Paramaribo heeft besloten de stad een “groene” makeover te geven. Woninggevels, trottoirs, en zelfs voordeuren zijn overgenomen door weelderig onkruid in wat liefkozend een “onbedoeld ecoproject” wordt genoemd.
Lokale bewoners krabben zich achter de oren, terwijl experts geplaagd suggereren dat toeristen misschien juist voor deze ongeplande ‘safari’-ervaring komen. “Waarom zouden we geld uitgeven aan dure natuurparken als we onze eigen stedelijke jungle gratis hebben?”, merkt een cynische burgerspotter op.

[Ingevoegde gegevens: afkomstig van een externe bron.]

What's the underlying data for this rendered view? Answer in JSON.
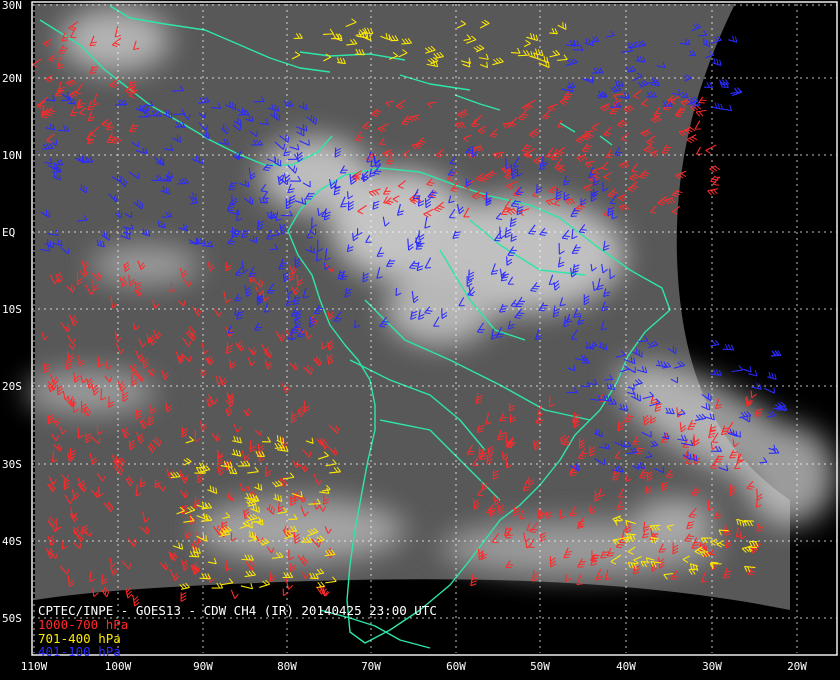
{
  "map": {
    "title": "CPTEC/INPE - GOES13 - CDW CH4 (IR) 20140425 23:00 UTC",
    "lat_labels": [
      "30N",
      "20N",
      "10N",
      "EQ",
      "10S",
      "20S",
      "30S",
      "40S",
      "50S"
    ],
    "lon_labels": [
      "110W",
      "100W",
      "90W",
      "80W",
      "70W",
      "60W",
      "50W",
      "40W",
      "30W",
      "20W"
    ],
    "legend": [
      {
        "label": "1000-700 hPa",
        "color": "#ff2a2a"
      },
      {
        "label": "701-400 hPa",
        "color": "#ffea00"
      },
      {
        "label": "401-100 hPa",
        "color": "#2b2bff"
      }
    ],
    "colors": {
      "background": "#000000",
      "satellite_base": "#585858",
      "coastline": "#2ee6a8",
      "grid": "#ffffff",
      "border": "#ffffff",
      "text": "#ffffff"
    }
  }
}
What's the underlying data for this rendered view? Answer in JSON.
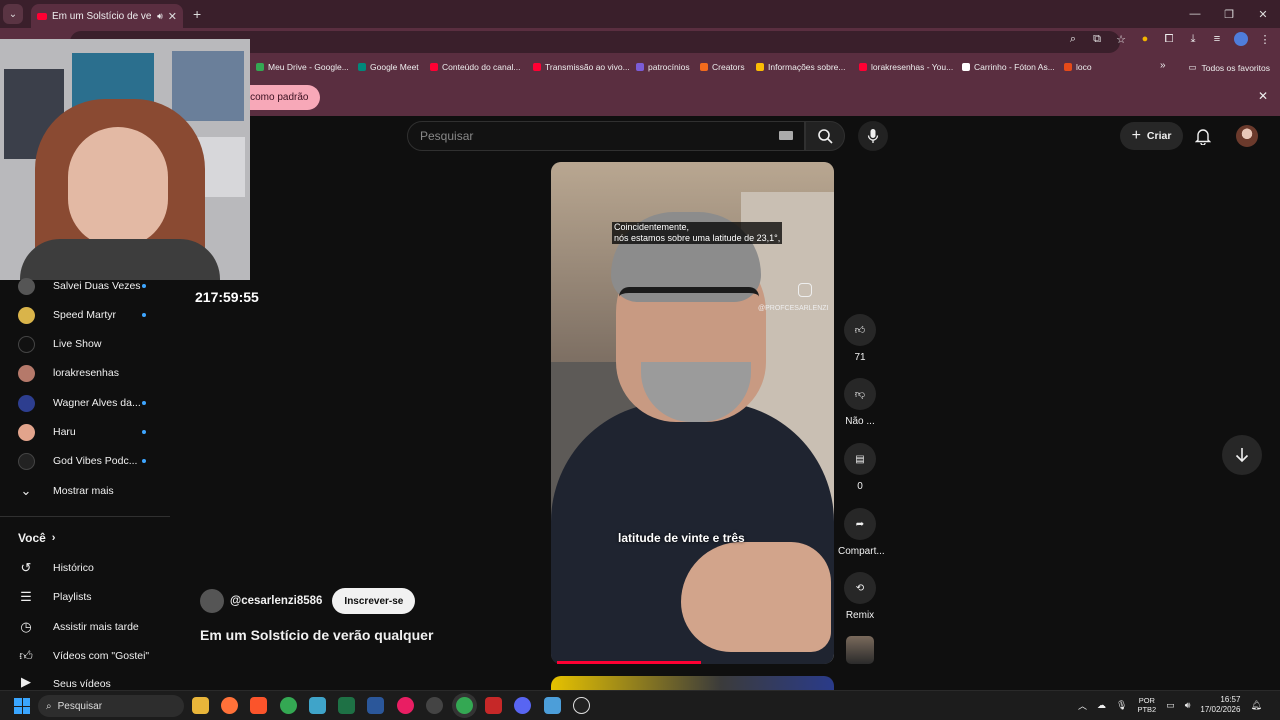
{
  "browser": {
    "tab_title": "Em um Solstício de verão q",
    "bookmarks": [
      {
        "label": "Meu Drive - Google...",
        "color": "#34a853"
      },
      {
        "label": "Google Meet",
        "color": "#00897b"
      },
      {
        "label": "Conteúdo do canal...",
        "color": "#ff0033"
      },
      {
        "label": "Transmissão ao vivo...",
        "color": "#ff0033"
      },
      {
        "label": "patrocínios",
        "color": "#7b5cd6"
      },
      {
        "label": "Creators",
        "color": "#f26b1d"
      },
      {
        "label": "Informações sobre...",
        "color": "#fbbc04"
      },
      {
        "label": "lorakresenhas - You...",
        "color": "#ff0033"
      },
      {
        "label": "Carrinho - Fóton As...",
        "color": "#ffffff"
      },
      {
        "label": "loco",
        "color": "#e64a19"
      }
    ],
    "all_bookmarks": "Todos os favoritos",
    "infobar_button": "inir como padrão"
  },
  "youtube": {
    "search_placeholder": "Pesquisar",
    "create_label": "Criar"
  },
  "sidebar": {
    "subscriptions": [
      {
        "label": "Salvei Duas Vezes",
        "dot": true,
        "avatar": "#555"
      },
      {
        "label": "Speed Martyr",
        "dot": true,
        "avatar": "#d9b44a"
      },
      {
        "label": "Live Show",
        "dot": false,
        "avatar": "#111"
      },
      {
        "label": "lorakresenhas",
        "dot": false,
        "avatar": "#b5796a"
      },
      {
        "label": "Wagner Alves da...",
        "dot": true,
        "avatar": "#2d3e8f"
      },
      {
        "label": "Haru",
        "dot": true,
        "avatar": "#e2a48c"
      },
      {
        "label": "God Vibes Podc...",
        "dot": true,
        "avatar": "#222"
      }
    ],
    "show_more": "Mostrar mais",
    "you_section": "Você",
    "you_items": [
      {
        "label": "Histórico",
        "icon": "history-icon"
      },
      {
        "label": "Playlists",
        "icon": "playlists-icon"
      },
      {
        "label": "Assistir mais tarde",
        "icon": "clock-icon"
      },
      {
        "label": "Vídeos com \"Gostei\"",
        "icon": "thumbs-up-icon"
      },
      {
        "label": "Seus vídeos",
        "icon": "your-videos-icon"
      }
    ]
  },
  "short": {
    "timer": "217:59:55",
    "caption_top_line1": "Coincidentemente,",
    "caption_top_line2": "nós estamos sobre uma latitude de 23,1°,",
    "caption_main": "latitude de vinte e três",
    "watermark": "@PROFCESARLENZI",
    "channel": "@cesarlenzi8586",
    "subscribe": "Inscrever-se",
    "title": "Em um Solstício de verão qualquer",
    "likes": "71",
    "dislike_label": "Não ...",
    "comments": "0",
    "share_label": "Compart...",
    "remix_label": "Remix",
    "progress": 0.51
  },
  "taskbar": {
    "search_label": "Pesquisar",
    "lang_line1": "POR",
    "lang_line2": "PTB2",
    "time": "16:57",
    "date": "17/02/2026"
  }
}
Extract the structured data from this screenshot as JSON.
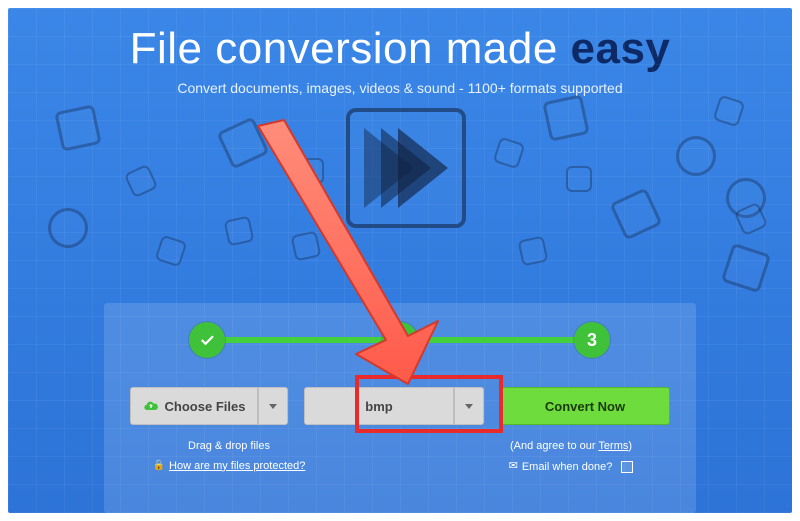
{
  "header": {
    "title_plain": "File conversion made ",
    "title_emph": "easy",
    "subtitle": "Convert documents, images, videos & sound - 1100+ formats supported"
  },
  "steps": {
    "step1_done": true,
    "step2_done": true,
    "step3_label": "3"
  },
  "actions": {
    "choose_label": "Choose Files",
    "format_selected": "bmp",
    "convert_label": "Convert Now"
  },
  "hints": {
    "drag_text": "Drag & drop files",
    "protection_text": "How are my files protected?",
    "agree_prefix": "(And agree to our ",
    "agree_link": "Terms",
    "agree_suffix": ")",
    "email_text": "Email when done?"
  },
  "colors": {
    "accent_green": "#3fc239",
    "accent_red": "#e92a2a",
    "blue_bg": "#2d73d8"
  }
}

Ondertussen blijven ministers hun speeches opvoeren met hetzelfde oude verhaal: lege gebouwen, brandgevaar, hoog gras – de geijkte hits zonder spectaculair einde. Elke week een nieuwe belofte, elke week een nieuwe vage belofte.
De stad, die ooit ambitie had om toeristen te trekken, lijkt nu een toevluchtsoord voor avonturiers die de spanning van het struikelen over een verraderlijke grasspriet wel kunnen waarderen. Onvermoeibaar herhalen politici hun ‘beloftes’, terwijl de bewoners ondertussen praktische oplossingen zoeken, zoals het opzetten van onkruid-rondleidingen.
In deze eigenaardige twist van gebeurtenissen is Paramaribo een voorbeeld dat zelfs chaos zijn charme heeft—maar misschien is het toch tijd voor een onderhoudsplan dat meer is dan groen dromen en beloften in de regen.